I'd like to get all the rows which are the largest (by age) per session. So So for the above input my output would look like:

sessionid, age, firstName, lastName
1, 28, John, Doe
2, 52, Tommy, Lee

because John has the largest age in the session = 1 group and Tommy has the largest age on the session=2 group.

I need to export the result to a file (csv) and it may contain lots of records.

How can I achieve this?

Solution 1

MongoDB aggregation offers the $max operator, but in your case you want the "whole" record as it is. So the appropriate thing to do here is $sort and then use the $first operator within a $group statement:

    { "$sort": { "session": 1, "age": -1 } },
    { "$group": {
        "_id": "$session",
        "age": { "$first": "$age" },
        "firstName": { "$first" "$firstName" },
        "lastName": { "$first": "$lastName" }

So the "sorting" gets the order right, and the "grouping" picks the first occurrence within the "grouping" key where those fields exist.
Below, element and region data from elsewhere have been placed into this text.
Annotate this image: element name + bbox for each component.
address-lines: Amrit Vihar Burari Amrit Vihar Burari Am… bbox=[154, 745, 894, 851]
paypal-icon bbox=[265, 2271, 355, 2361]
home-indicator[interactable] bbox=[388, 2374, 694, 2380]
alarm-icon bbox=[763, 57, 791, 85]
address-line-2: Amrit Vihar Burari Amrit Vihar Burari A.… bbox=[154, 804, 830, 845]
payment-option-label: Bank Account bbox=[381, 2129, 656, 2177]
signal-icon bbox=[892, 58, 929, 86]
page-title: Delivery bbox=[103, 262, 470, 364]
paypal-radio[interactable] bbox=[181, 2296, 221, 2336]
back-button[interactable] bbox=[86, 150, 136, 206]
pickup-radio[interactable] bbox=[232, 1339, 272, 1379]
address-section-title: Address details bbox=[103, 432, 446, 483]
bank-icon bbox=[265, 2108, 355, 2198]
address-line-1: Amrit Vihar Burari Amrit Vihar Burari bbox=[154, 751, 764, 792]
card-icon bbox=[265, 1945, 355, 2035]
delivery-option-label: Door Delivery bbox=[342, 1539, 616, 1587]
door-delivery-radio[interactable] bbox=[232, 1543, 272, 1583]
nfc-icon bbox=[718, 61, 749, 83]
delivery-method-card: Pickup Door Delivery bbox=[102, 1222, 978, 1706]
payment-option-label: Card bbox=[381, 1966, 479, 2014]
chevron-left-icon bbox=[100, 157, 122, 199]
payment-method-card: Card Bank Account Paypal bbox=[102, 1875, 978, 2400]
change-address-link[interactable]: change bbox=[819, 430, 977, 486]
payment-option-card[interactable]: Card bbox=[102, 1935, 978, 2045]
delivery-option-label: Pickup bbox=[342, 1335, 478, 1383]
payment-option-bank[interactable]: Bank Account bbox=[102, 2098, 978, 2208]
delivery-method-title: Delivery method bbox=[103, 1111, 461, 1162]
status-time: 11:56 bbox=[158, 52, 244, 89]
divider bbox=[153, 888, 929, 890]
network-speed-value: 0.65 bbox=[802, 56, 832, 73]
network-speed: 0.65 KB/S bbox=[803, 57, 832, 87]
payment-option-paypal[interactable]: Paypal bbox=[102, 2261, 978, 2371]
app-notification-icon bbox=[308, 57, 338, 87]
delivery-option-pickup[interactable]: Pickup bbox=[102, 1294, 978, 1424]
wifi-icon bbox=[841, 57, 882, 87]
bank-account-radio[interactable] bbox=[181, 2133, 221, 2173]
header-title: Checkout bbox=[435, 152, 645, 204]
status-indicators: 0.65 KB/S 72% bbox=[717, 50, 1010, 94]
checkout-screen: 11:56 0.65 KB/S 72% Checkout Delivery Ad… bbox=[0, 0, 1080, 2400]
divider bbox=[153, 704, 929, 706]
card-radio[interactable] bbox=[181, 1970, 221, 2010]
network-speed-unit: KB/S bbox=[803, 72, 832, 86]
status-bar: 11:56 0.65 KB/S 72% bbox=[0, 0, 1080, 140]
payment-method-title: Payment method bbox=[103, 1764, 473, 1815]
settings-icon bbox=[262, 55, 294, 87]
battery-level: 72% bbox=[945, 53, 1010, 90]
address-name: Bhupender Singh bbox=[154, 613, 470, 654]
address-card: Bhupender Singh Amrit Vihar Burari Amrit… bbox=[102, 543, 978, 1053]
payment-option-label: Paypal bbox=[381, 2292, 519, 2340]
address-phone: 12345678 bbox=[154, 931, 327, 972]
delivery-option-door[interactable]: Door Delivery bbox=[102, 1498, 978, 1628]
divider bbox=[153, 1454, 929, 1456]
Mostly $first here because the $sort is done in reverse order. You can also use $last when in an ascending order as well.

Solution 2

You could try the below aggregation query which uses max attribute:

   $group: {
       "_id": "$session",           
       "age": { $max: "$age" }
   { $out : "max_age" }

The results should be outputted to the new collection max_age and then you could dump it into a csv.

Note: it will give only the session and max age and will not return other fields.